Cena do filme Inland Empire com os coelhos |
E segui assistindo
outros filmes: Inland Empire, Blue
Velvet, Wild at Heart, Twin Peaks: Firewalk With Me, Elephant Man (apenas
dirigiu). Todos, absolutamente
todos, provocaram aquele efeito que tanto me atrai nos filmes do Lynch. Estranheza,
uma música esporádica tocada no órgão, a sensação de falta de direção que os
personagens às vezes passam, assim como uma depressão com a qual eles lidam bem
e, principalmente, personagens, cenas e eventos que aparentemente não fazem o
menor sentido dentro do filme e que são geralmente extremamente bizarros. Isso me
traz à mente algumas cenas. Como por exemplo uma do filme Inland Empire, onde um programa de humor de clima sombrio mostra pessoas
vestidas de coelho (pai, mãe e flho) que estão numa sala, a mãe passando roupa
e os outros dois sentados no sofá. A atmosfera gera angústia. A músicas é
macabra, e sempre que a mãe diz algo, a plateia ri descontroladamente, e as
risadas cessam de forma abrupta após uns dois segundos. É praticamente
insuportável assistir a essa cena (que se repete algumas vezes ao longo do
filme, com pequenas modificações nos diálogos). É incrível, é indescritível.(foto)
Mas não
pense que todos os filmes do diretor guardam a história central sob 7 chaves.

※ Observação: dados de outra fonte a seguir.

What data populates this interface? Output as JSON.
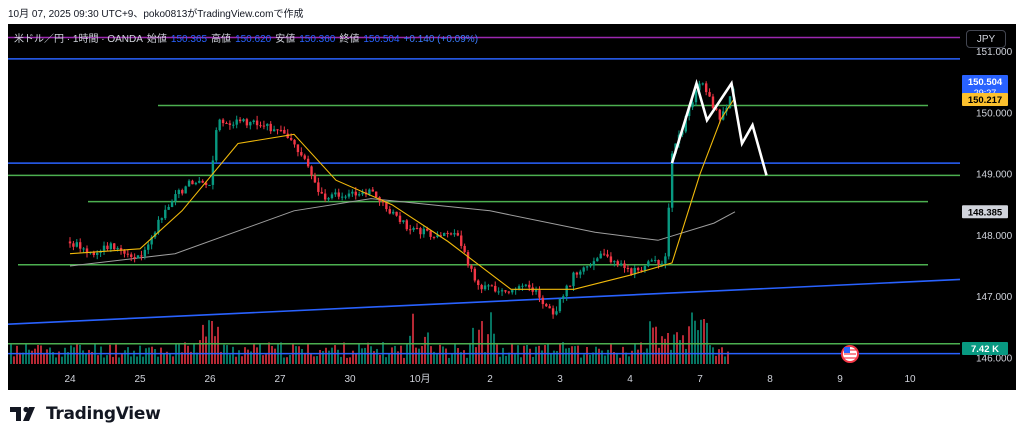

Alguns “entregam” a história normalmente (como Blue Velvet), o que vai ficar em segredo são alguns eventos que ocorrem
durante esses filmes, que não são explicados. Eles simplesmente acontecem (mas
é melhor quando todo o filme “simplesmente acontece”, como ocorre com Inland Empire, Lost Highway e Eraserhead) e você
é deixado com uma batata morna nas mãos. Sim, morna. Não tem problema se você
não entender a cena ou o filme, você provavelmente não vai precisar e nem querer
se livrar da batata. Pelo contrário, seu instinto será o de cuidar dela,
examiná-la com um microscópio, fazer pequenas incisões e tentar descobrir sua
misteriosa natureza, que certamente não está nem perto da superfície, enquanto o vapor de seu interior emana e você se sente cada vez mais instigado a
resolvê-la por completo. Assim são os filmes do David Lynch. Em grande parte
abstratos, misteriosos, catárticos (não da forma que você espera, vide Wild at Heart), e que te deixam
instigado em níveis poucas vezes vistos no cinema. Um diretor que dá a liberade
de seus filmes acontecerem espontaneamente, sem forçá-los a revelar sua identidade secreta.
Filmes que vivem, respiram e inspiram por serem reais, por serem o que são.
Quem puder entendê-los, em qualquer sentido da palavra, os acompanha, e quem não, favor não bloquear o caminho.